Adaptive, Distribution-Free Prediction Intervals for Deep Networks
Danijel Kivaranovic, Kory D. Johnson, Hannes Leeb

TL;DR
This paper introduces distribution-free, guaranteed-performance prediction intervals for deep neural networks using conformal inference and a novel loss function, improving reliability without sacrificing accuracy.
Contribution
It presents a new neural network approach that outputs multiple values, enabling valid prediction intervals with minimal assumptions and no accuracy loss.
Findings
Methods provide finite-sample coverage guarantees.
Approach is easy to implement and improves over existing methods.

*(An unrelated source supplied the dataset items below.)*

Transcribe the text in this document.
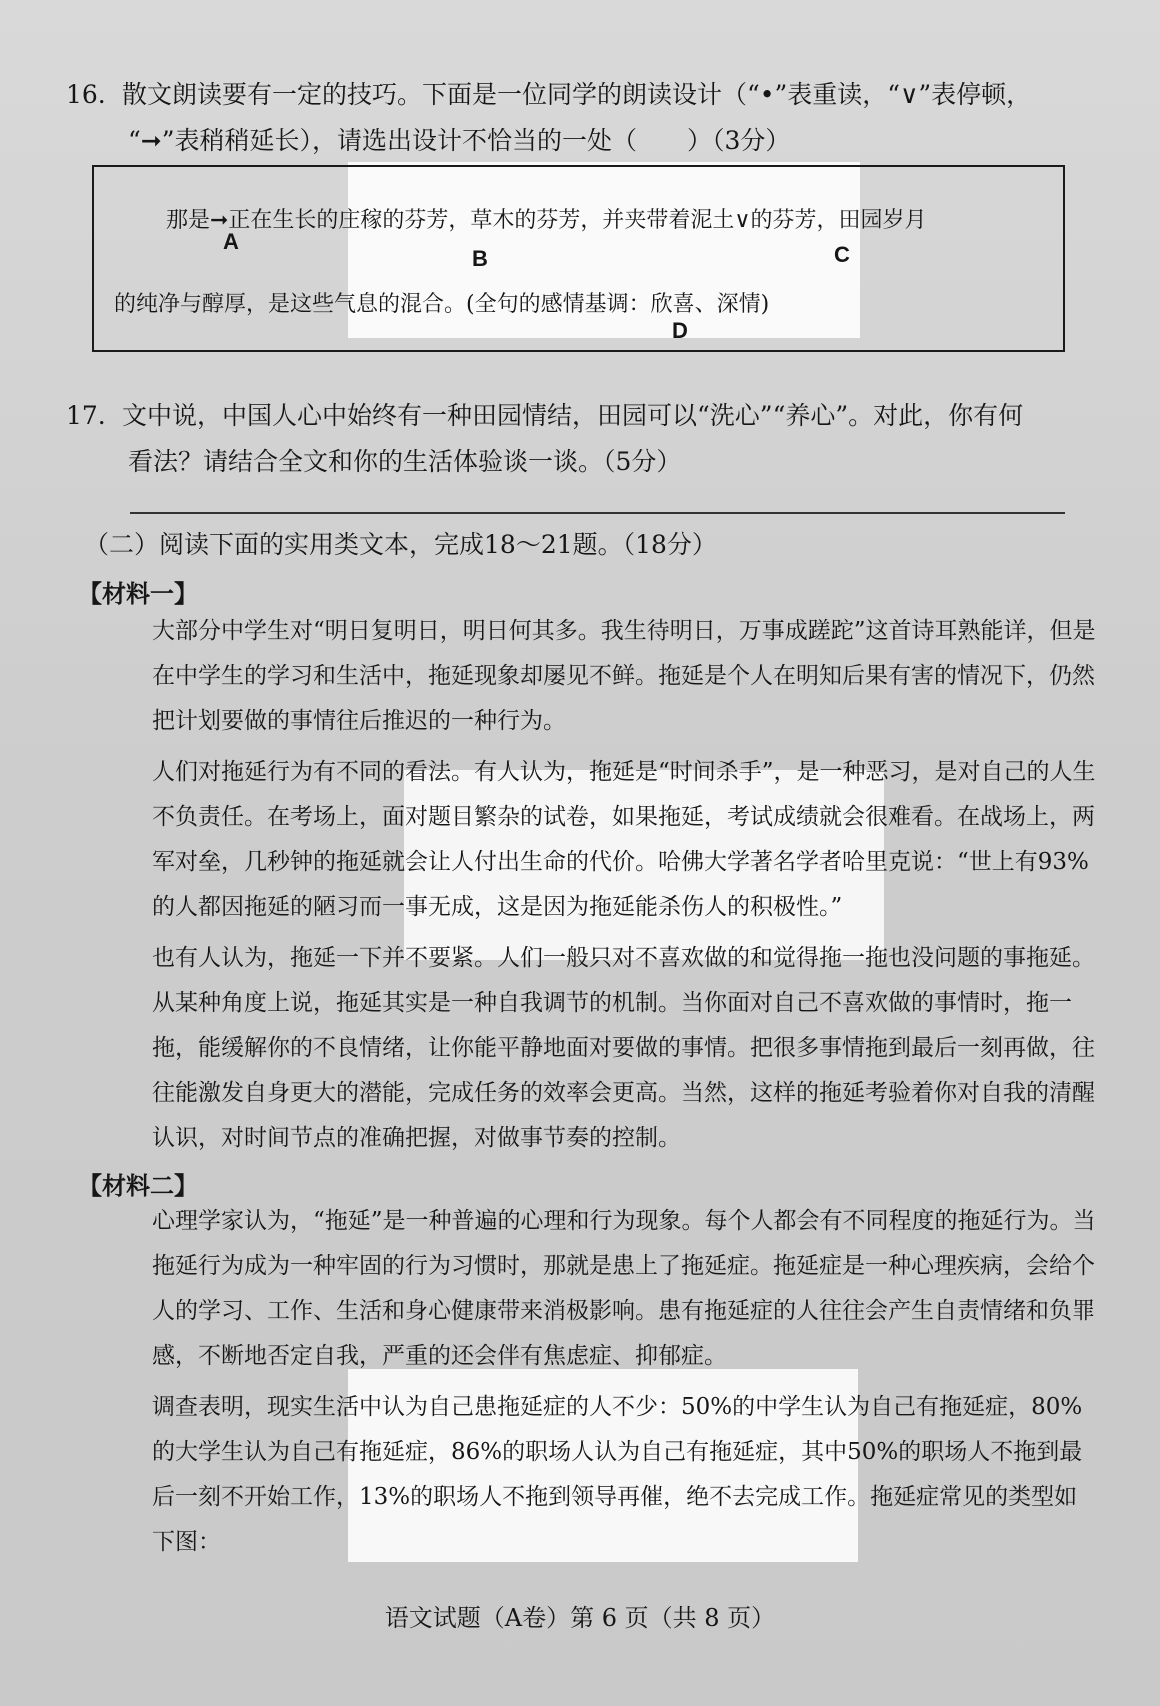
16. 散文朗读要有一定的技巧。下面是一位同学的朗读设计（“•”表重读，“∨”表停顿，
“➞”表稍稍延长），请选出设计不恰当的一处（　　）（3分）
那是➞正在生长的庄稼的芬芳，草木的芬芳，并夹带着泥土∨的芬芳，田园岁月
的纯净与醇厚，是这些气息的混合。(全句的感情基调：欣喜、深情)
A
B	C
D
17. 文中说，中国人心中始终有一种田园情结，田园可以“洗心”“养心”。对此，你有何
看法？请结合全文和你的生活体验谈一谈。（5分）
（二）阅读下面的实用类文本，完成18～21题。（18分）
【材料一】

大部分中学生对“明日复明日，明日何其多。我生待明日，万事成蹉跎”这首诗耳熟能详，但是在中学生的学习和生活中，拖延现象却屡见不鲜。拖延是个人在明知后果有害的情况下，仍然把计划要做的事情往后推迟的一种行为。

人们对拖延行为有不同的看法。有人认为，拖延是“时间杀手”，是一种恶习，是对自己的人生不负责任。在考场上，面对题目繁杂的试卷，如果拖延，考试成绩就会很难看。在战场上，两军对垒，几秒钟的拖延就会让人付出生命的代价。哈佛大学著名学者哈里克说：“世上有93%的人都因拖延的陋习而一事无成，这是因为拖延能杀伤人的积极性。”

也有人认为，拖延一下并不要紧。人们一般只对不喜欢做的和觉得拖一拖也没问题的事拖延。从某种角度上说，拖延其实是一种自我调节的机制。当你面对自己不喜欢做的事情时，拖一拖，能缓解你的不良情绪，让你能平静地面对要做的事情。把很多事情拖到最后一刻再做，往往能激发自身更大的潜能，完成任务的效率会更高。当然，这样的拖延考验着你对自我的清醒认识，对时间节点的准确把握，对做事节奏的控制。

【材料二】

心理学家认为，“拖延”是一种普遍的心理和行为现象。每个人都会有不同程度的拖延行为。当拖延行为成为一种牢固的行为习惯时，那就是患上了拖延症。拖延症是一种心理疾病，会给个人的学习、工作、生活和身心健康带来消极影响。患有拖延症的人往往会产生自责情绪和负罪感，不断地否定自我，严重的还会伴有焦虑症、抑郁症。

调查表明，现实生活中认为自己患拖延症的人不少：50%的中学生认为自己有拖延症，80%的大学生认为自己有拖延症，86%的职场人认为自己有拖延症，其中50%的职场人不拖到最后一刻不开始工作，13%的职场人不拖到领导再催，绝不去完成工作。拖延症常见的类型如下图：

语文试题（A卷）第 6 页（共 8 页）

Applicable to both simulated and real datasets.
Abstract
The machine learning literature contains several constructions for prediction intervals that are intuitively reasonable but ultimately ad-hoc in that they do not come with provable performance guarantees. We present methods from the statistics literature that can be used efficiently with neural networks under minimal assumptions with guaranteed performance. We propose a neural network that outputs three values instead of a single point estimate and optimizes a loss function motivated by the standard quantile regression loss. We provide two prediction interval methods with finite sample coverage guarantees solely under the assumption that the observations are independent and identically distributed. The first method leverages the conformal inference framework and provides average coverage. The second method provides a new, stronger guarantee by conditioning on the observed data. Lastly,…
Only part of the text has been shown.